The book by Henri Charriere told of conditions in the infamous French penal institutions — the original Devil’s Islands — of the early 1930s.
Charriere escaped from one of the islands with a combination of prodigious determination and an ability to absorb punishment. The book is his story. He claimed it was true, despite doubts expressed in the French and English press.
“It doesn’t really matter if it’s true or not,” Schaffner said. “I happen to believe personally that large parts of it are probably true. It is a matter of fact that Charriere was there and saw the things he wrote about. But the story is a natural movie subject, even if he made up every word.”
The original problem with the book, Schaffner said, was that it had only one protagonist — Charriere — and no dramatic conflict except for Charriere’s personal battle with the system.
The movie’s story has been changed by the introduction of the Dustin Hoffman character; now, there’s McQueen as the rugged, untaught individualist, and Hoffman as the intellectual. Their relationship is at the center of the movie.
I asked Schaffner why so many recent movies have been about two men, rather than a man and a woman. The list is a long one, and includes the Paul Newman-Robert Redford team (represented this Christmas by “The Sting“) and, this year alone, more than a dozen others (“Scarecrow”, “Charley Varrick”, “The Laughing Policeman”, etc.).

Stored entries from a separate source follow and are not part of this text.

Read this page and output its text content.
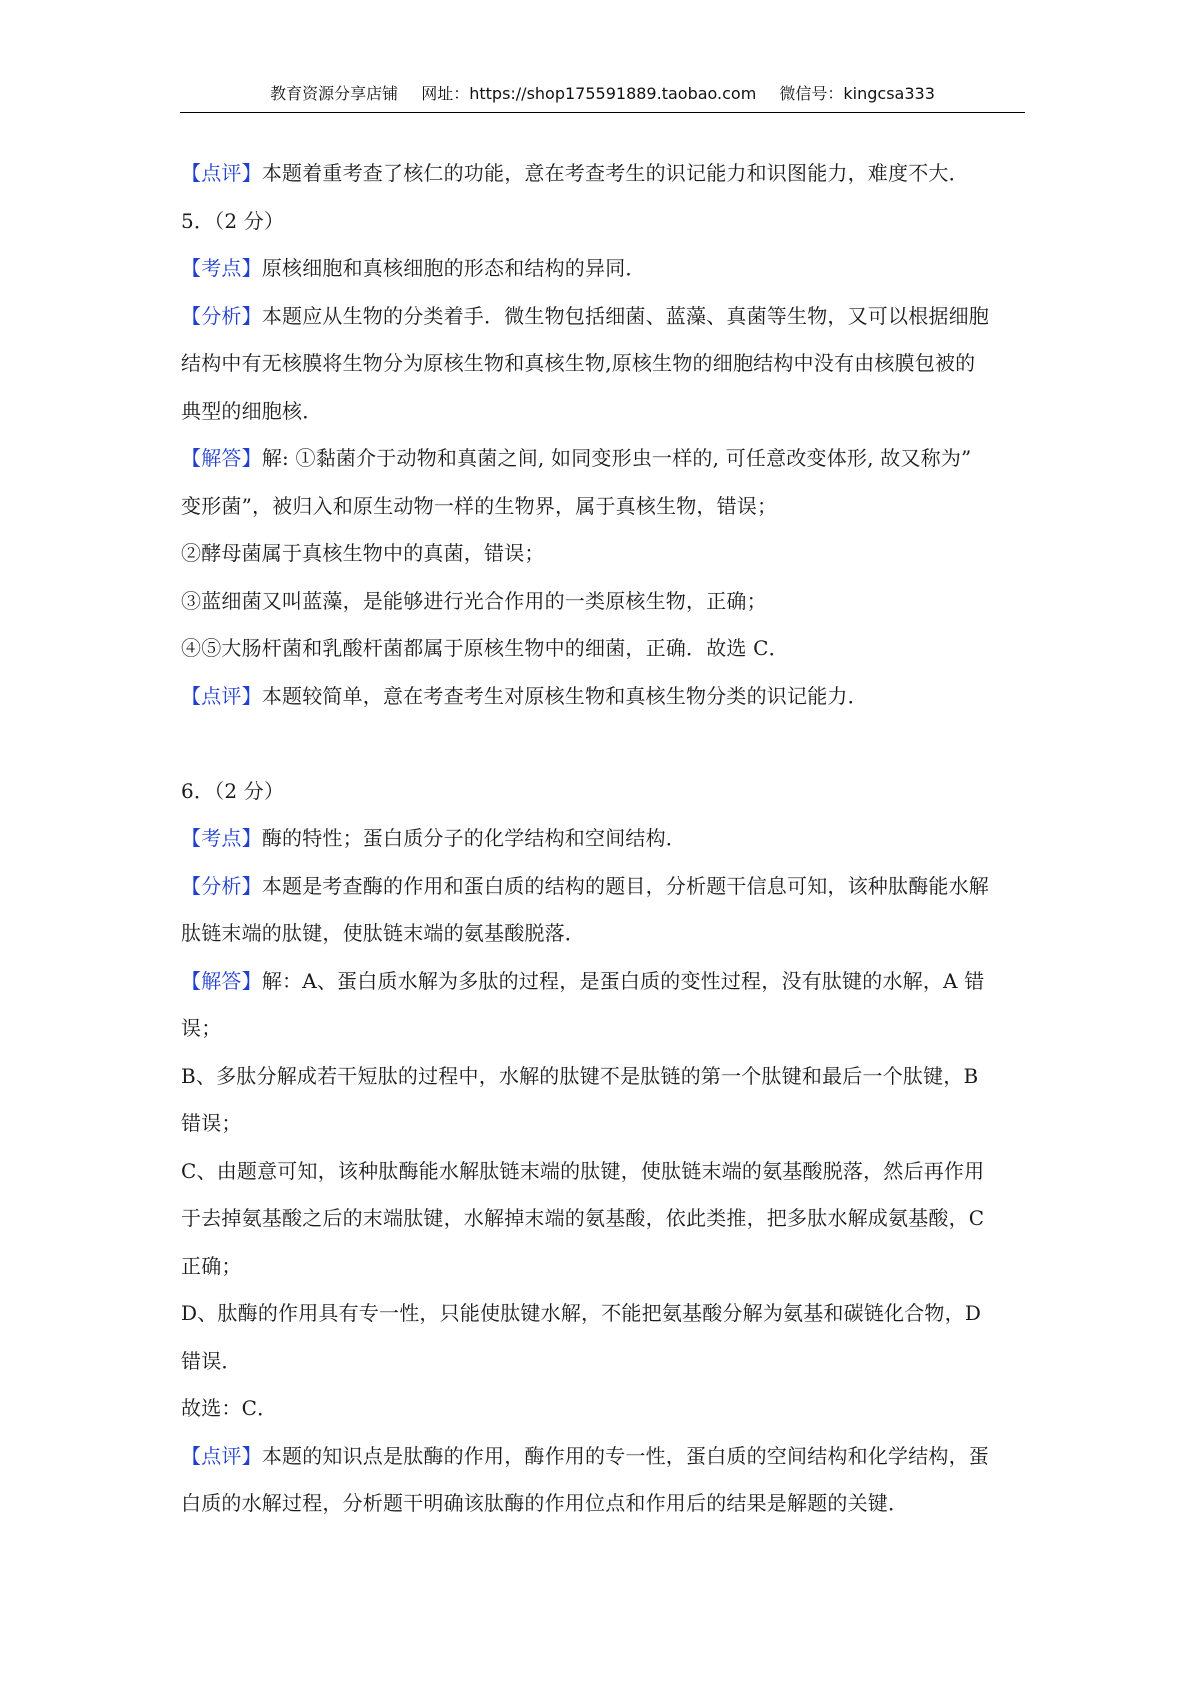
教育资源分享店铺 网址：https://shop175591889.taobao.com 微信号：kingcsa333
【点评】本题着重考查了核仁的功能，意在考查考生的识记能力和识图能力，难度不大．
5．（2 分）
【考点】原核细胞和真核细胞的形态和结构的异同．
【分析】本题应从生物的分类着手．微生物包括细菌、蓝藻、真菌等生物，又可以根据细胞
结构中有无核膜将生物分为原核生物和真核生物,原核生物的细胞结构中没有由核膜包被的
典型的细胞核．
【解答】解: ①黏菌介于动物和真菌之间, 如同变形虫一样的, 可任意改变体形, 故又称为”
变形菌”，被归入和原生动物一样的生物界，属于真核生物，错误；
②酵母菌属于真核生物中的真菌，错误；
③蓝细菌又叫蓝藻，是能够进行光合作用的一类原核生物，正确；
④⑤大肠杆菌和乳酸杆菌都属于原核生物中的细菌，正确．故选 C．
【点评】本题较简单，意在考查考生对原核生物和真核生物分类的识记能力．
6．（2 分）
【考点】酶的特性；蛋白质分子的化学结构和空间结构．
【分析】本题是考查酶的作用和蛋白质的结构的题目，分析题干信息可知，该种肽酶能水解
肽链末端的肽键，使肽链末端的氨基酸脱落．
【解答】解：A、蛋白质水解为多肽的过程，是蛋白质的变性过程，没有肽键的水解，A 错
误；
B、多肽分解成若干短肽的过程中，水解的肽键不是肽链的第一个肽键和最后一个肽键，B
错误；
C、由题意可知，该种肽酶能水解肽链末端的肽键，使肽链末端的氨基酸脱落，然后再作用
于去掉氨基酸之后的末端肽键，水解掉末端的氨基酸，依此类推，把多肽水解成氨基酸，C
正确；
D、肽酶的作用具有专一性，只能使肽键水解，不能把氨基酸分解为氨基和碳链化合物，D
错误．
故选：C．
【点评】本题的知识点是肽酶的作用，酶作用的专一性，蛋白质的空间结构和化学结构，蛋
白质的水解过程，分析题干明确该肽酶的作用位点和作用后的结果是解题的关键．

“I think that’s because it’s so difficult, at this moment in American society, to make a convincing love story,” he said. “Social relationships are so much in flux that you can’t organize a story people will buy. And there’s a shortage of major female stars who can really hold their own in a major role. There’s Streisand, and who else?
“One other thing about the idea of having two stars in a movie, like McQueen and Hoffman: I wonder if people really go to the movies any more specifically to see a star. They seem to be going to watch the interaction between two stars. The chemistry.

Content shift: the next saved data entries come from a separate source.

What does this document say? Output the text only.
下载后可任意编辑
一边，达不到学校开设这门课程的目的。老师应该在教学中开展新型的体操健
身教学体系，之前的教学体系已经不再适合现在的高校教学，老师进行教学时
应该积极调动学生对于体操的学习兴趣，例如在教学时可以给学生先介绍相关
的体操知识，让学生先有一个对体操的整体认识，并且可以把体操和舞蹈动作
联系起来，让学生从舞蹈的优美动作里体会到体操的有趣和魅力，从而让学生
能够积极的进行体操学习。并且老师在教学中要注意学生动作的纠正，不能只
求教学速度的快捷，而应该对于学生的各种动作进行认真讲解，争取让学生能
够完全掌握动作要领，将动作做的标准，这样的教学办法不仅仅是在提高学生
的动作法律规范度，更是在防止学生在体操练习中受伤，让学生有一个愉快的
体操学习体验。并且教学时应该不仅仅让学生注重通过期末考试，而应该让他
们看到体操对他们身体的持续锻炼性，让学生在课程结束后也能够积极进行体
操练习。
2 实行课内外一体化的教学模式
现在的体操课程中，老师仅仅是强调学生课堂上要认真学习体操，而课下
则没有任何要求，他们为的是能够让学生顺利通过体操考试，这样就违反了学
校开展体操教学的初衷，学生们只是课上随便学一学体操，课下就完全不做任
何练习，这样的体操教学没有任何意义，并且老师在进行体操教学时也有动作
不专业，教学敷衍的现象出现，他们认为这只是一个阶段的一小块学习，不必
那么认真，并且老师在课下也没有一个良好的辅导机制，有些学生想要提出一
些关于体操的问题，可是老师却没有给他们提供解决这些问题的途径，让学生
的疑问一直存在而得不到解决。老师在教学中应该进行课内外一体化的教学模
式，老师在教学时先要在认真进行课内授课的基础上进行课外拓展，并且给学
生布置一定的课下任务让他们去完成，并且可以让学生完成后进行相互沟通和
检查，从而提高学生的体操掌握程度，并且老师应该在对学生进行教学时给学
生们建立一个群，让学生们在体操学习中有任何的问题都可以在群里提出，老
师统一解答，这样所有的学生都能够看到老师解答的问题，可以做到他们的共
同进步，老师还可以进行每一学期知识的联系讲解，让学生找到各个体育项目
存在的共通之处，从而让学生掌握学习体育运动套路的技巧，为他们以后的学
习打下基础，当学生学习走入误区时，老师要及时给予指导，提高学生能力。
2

“Redford and Streisand, for example. The combination intrigues people. Newman and Redford — they’re one of the most interesting combinations since Gable and Tracy.
“When you have just one star in a movie, there’s a kind of imbalance. He’s intrinsically more interesting than the other people on the screen; you almost have to plan a visual strategy to get the audience to look at the others. With two stars, you have equal weighting and the dramatic situations work better.”

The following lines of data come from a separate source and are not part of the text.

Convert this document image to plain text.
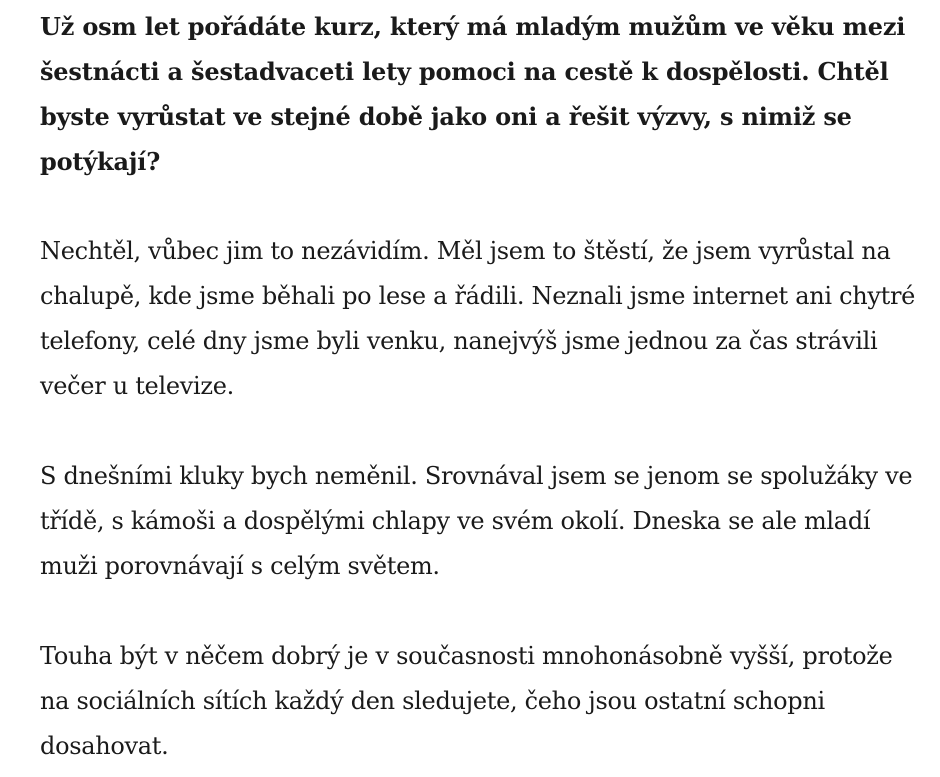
Už osm let pořádáte kurz, který má mladým mužům ve věku mezi šestnácti a šestadvaceti lety pomoci na cestě k dospělosti. Chtěl byste vyrůstat ve stejné době jako oni a řešit výzvy, s nimiž se potýkají?

Nechtěl, vůbec jim to nezávidím. Měl jsem to štěstí, že jsem vyrůstal na chalupě, kde jsme běhali po lese a řádili. Neznali jsme internet ani chytré telefony, celé dny jsme byli venku, nanejvýš jsme jednou za čas strávili večer u televize.

S dnešními kluky bych neměnil. Srovnával jsem se jenom se spolužáky ve třídě, s kámoši a dospělými chlapy ve svém okolí. Dneska se ale mladí muži porovnávají s celým světem.

Touha být v něčem dobrý je v současnosti mnohonásobně vyšší, protože na sociálních sítích každý den sledujete, čeho jsou ostatní schopni dosahovat.
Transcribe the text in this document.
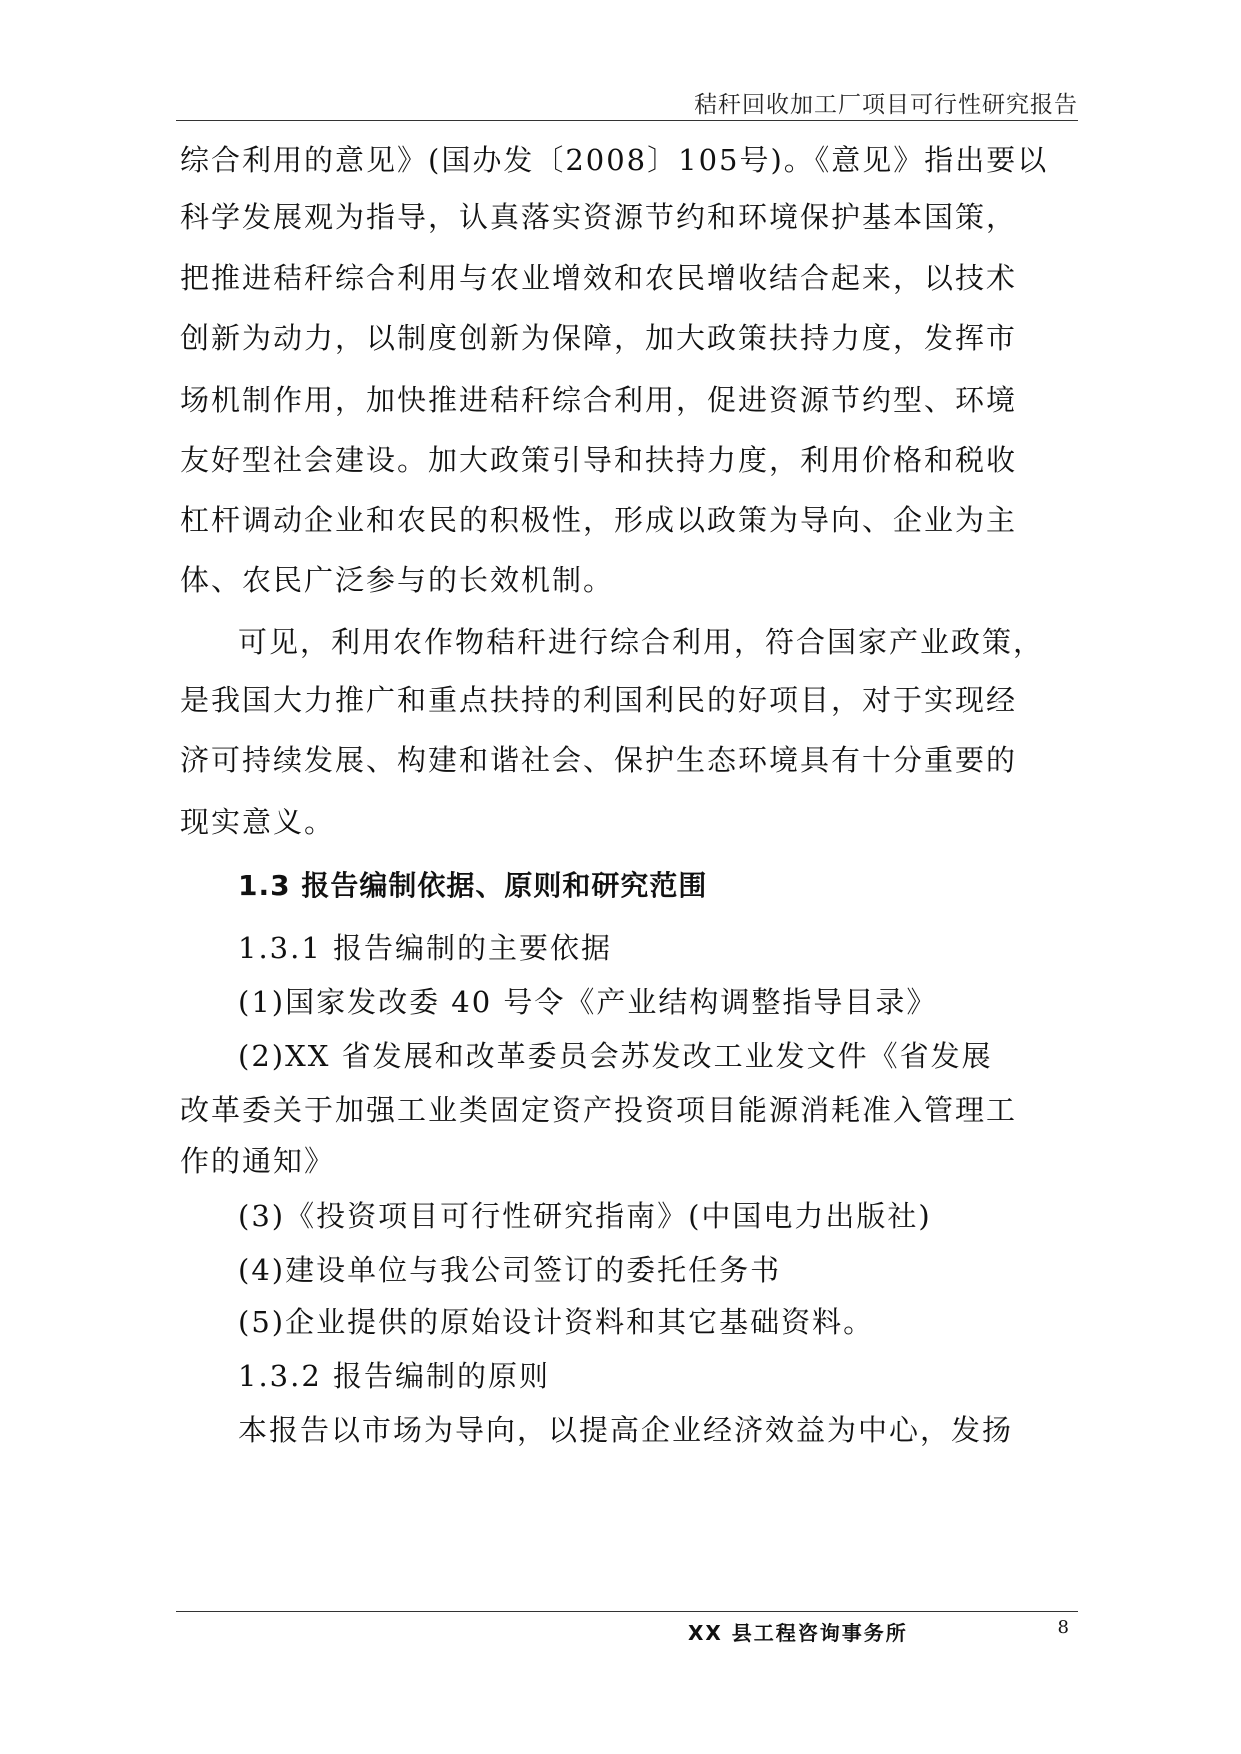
秸秆回收加工厂项目可行性研究报告
综合利用的意见》(国办发〔2008〕105号)。《意见》指出要以
科学发展观为指导，认真落实资源节约和环境保护基本国策，
把推进秸秆综合利用与农业增效和农民增收结合起来，以技术
创新为动力，以制度创新为保障，加大政策扶持力度，发挥市
场机制作用，加快推进秸秆综合利用，促进资源节约型、环境
友好型社会建设。加大政策引导和扶持力度，利用价格和税收
杠杆调动企业和农民的积极性，形成以政策为导向、企业为主
体、农民广泛参与的长效机制。
可见，利用农作物秸秆进行综合利用，符合国家产业政策，
是我国大力推广和重点扶持的利国利民的好项目，对于实现经
济可持续发展、构建和谐社会、保护生态环境具有十分重要的
现实意义。
1.3 报告编制依据、原则和研究范围
1.3.1 报告编制的主要依据
(1)国家发改委 40 号令《产业结构调整指导目录》
(2)XX 省发展和改革委员会苏发改工业发文件《省发展
改革委关于加强工业类固定资产投资项目能源消耗准入管理工
作的通知》
(3)《投资项目可行性研究指南》(中国电力出版社)
(4)建设单位与我公司签订的委托任务书
(5)企业提供的原始设计资料和其它基础资料。
1.3.2 报告编制的原则
本报告以市场为导向，以提高企业经济效益为中心，发扬
XX 县工程咨询事务所	8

He said McQueen and Hoffman have totally different acting styles: “McQueen hasn’t really done any stage work for years, and Hoffman — although recently he’s been mostly in movies — is still a stage-oriented actor.
“Hoffman did a lot of psyching himself up for important scenes; McQueen just sort of went ahead and did them. It doesn’t make a bit of difference how an actor prepares for a scene, as long as the effect is there on the screen.”
I asked Schaffner if he didn’t occasionally hunger for a nice little picture, after his years of marshaling millions of dollars worth of filmmaking all over the United States, Europe and the Caribbean.
“Not really. I don’t really think of the size of the movie, but about the story. If it’s not an interesting story, people aren’t going to pay for scenery and a lot of spectacular photography.
“And then there’s another thing that’s funny about this business: before you make your first epic, nobody thinks of you as an epic director. But all you have to do is make one, and they think, ‘A-ha, he can make a big picture.’ And so that’s what you keep getting offered.”